Tadinya saya –dan istri—ingin menemui dulu Gito, ya sekadar bertanya apa kabar atau apalah. Maklum sudah 20 tahunan tak bertemu muka. Namun, hari itu tamu begitu banyak. Entah berapa ribu. Lagi pula, panggung tempat Gito tampil, dibatasi kolam. Dari tempatnya, Gito sempat melambai lalu mengacungkan jempol dan mengangguk saat saya memberinya isyarat bahwa kami pamit.
Kamis (28/02/2008) malam, datang berita, Gito sudah pergi. Perjuangannya melawan kanker getah bening sudah berakhir. Inna lillahi wainna ilaihi rojiun. Segala yang berasal dari-NYA, semua kembali kepada-NYA.
Satu lagi, tokoh yang jadi ikon perkembangan musik di tanah air pergi. Sebelumnya Harry Roesli –musisi eksentik—pergi setelah bergelut dengan penyakitnya, (http://curahbebas.wordpress.com). Gito, dengan teman-temannya Uce F Tekol, Jimmy Manoppo, Benny Likumahuwa, dan Teungku Zulian Iskandar menggebrak panggung musik dengan The Rollies-nya.
Kiprah musik anak-anak Bandung di tahun 70-80an itu tambah marak dengan terbitnya “Aktuil” yang terus mengulas perkembangan musik dan “memprovokasi” kawula muda untuk melahirkan gerkan-gerakan baru di bidang musik. Selain Rollies, saat-saat itu ada Rhapsodia (Soleh), Paramour (Djadjat), dan Giant Step (Benny Soebardja) yang tak kalah garang jika tampil di panggung.

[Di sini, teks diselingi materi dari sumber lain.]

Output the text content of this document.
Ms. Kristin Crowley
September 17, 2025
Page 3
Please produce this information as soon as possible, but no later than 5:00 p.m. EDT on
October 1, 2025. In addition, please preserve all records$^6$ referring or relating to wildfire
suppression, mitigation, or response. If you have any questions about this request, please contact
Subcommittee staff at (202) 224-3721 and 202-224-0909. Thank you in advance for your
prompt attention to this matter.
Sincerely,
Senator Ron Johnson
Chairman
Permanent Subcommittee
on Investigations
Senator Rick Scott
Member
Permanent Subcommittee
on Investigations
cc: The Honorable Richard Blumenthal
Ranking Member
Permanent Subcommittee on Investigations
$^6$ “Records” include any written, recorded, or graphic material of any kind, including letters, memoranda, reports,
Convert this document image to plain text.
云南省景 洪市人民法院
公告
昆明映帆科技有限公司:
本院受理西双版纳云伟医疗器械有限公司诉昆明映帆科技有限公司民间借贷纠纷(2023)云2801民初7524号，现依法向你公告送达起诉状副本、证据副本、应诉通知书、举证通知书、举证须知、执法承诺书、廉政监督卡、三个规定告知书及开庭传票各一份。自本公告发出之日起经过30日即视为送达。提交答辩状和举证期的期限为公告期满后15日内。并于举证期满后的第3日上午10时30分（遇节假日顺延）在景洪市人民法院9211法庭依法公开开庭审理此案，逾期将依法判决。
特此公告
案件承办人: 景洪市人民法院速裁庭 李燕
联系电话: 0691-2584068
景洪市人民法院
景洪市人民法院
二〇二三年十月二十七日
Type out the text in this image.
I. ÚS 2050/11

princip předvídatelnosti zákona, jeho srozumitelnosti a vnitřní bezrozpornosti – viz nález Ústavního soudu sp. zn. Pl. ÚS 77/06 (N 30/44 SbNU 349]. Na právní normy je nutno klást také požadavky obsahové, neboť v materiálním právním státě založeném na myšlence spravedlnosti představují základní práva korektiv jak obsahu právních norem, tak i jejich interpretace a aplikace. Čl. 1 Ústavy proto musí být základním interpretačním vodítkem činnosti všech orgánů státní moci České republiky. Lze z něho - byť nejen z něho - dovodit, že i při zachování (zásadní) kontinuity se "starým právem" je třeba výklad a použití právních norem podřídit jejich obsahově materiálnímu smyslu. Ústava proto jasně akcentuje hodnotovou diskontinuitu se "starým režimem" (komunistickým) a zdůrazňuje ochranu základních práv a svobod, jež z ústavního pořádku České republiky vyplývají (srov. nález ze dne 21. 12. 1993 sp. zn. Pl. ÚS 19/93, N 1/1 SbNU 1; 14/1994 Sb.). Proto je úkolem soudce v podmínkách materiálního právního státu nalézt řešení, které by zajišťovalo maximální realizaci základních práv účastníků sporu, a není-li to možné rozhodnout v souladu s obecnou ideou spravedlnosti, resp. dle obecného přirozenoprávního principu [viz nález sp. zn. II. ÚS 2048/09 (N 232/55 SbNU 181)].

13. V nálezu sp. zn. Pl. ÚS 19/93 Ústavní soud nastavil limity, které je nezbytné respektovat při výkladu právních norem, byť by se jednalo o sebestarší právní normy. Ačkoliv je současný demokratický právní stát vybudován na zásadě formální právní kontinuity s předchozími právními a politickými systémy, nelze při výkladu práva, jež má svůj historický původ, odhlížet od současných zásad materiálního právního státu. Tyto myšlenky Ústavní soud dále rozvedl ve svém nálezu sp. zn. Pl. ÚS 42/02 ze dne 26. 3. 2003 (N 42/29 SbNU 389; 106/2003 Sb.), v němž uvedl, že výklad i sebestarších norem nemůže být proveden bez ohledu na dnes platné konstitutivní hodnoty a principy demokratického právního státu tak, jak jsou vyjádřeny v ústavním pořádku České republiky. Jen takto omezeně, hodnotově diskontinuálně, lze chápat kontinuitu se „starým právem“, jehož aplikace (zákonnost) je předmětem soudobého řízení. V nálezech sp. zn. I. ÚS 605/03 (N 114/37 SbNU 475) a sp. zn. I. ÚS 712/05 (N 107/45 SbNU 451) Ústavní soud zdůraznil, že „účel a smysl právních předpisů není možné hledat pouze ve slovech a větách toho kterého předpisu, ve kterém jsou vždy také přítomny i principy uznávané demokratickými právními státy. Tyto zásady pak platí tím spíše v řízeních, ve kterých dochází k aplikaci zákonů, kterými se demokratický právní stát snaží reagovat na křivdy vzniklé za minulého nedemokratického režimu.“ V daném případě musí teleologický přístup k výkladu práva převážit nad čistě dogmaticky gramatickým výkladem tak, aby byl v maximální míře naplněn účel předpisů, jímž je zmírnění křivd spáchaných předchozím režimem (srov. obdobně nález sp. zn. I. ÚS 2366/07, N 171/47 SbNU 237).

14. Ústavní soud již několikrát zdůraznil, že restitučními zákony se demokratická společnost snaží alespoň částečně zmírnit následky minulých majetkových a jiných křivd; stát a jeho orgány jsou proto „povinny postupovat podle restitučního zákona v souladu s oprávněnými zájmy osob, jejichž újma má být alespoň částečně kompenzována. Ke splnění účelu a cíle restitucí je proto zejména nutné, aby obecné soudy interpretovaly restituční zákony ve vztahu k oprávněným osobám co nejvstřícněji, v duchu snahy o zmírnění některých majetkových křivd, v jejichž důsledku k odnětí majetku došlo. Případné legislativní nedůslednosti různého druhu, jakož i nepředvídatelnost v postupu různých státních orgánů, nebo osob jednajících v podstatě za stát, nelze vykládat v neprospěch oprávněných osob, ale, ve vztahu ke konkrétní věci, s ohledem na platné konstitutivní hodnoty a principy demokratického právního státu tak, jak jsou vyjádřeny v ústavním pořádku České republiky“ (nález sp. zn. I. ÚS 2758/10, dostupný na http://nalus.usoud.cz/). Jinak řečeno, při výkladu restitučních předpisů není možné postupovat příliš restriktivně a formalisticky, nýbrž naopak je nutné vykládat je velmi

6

Setelah malang melintang di pentas musik cadas, Gito hilang dari peredaran, dan muncul lagi dengan identitas baru. Ia telah bersalin baju, jadi seorang yang lebih religius dan lebih sering naik panggung sebagai juru dakwah. Dan dalam “busana” itulah dia pergi menghadap-NYA.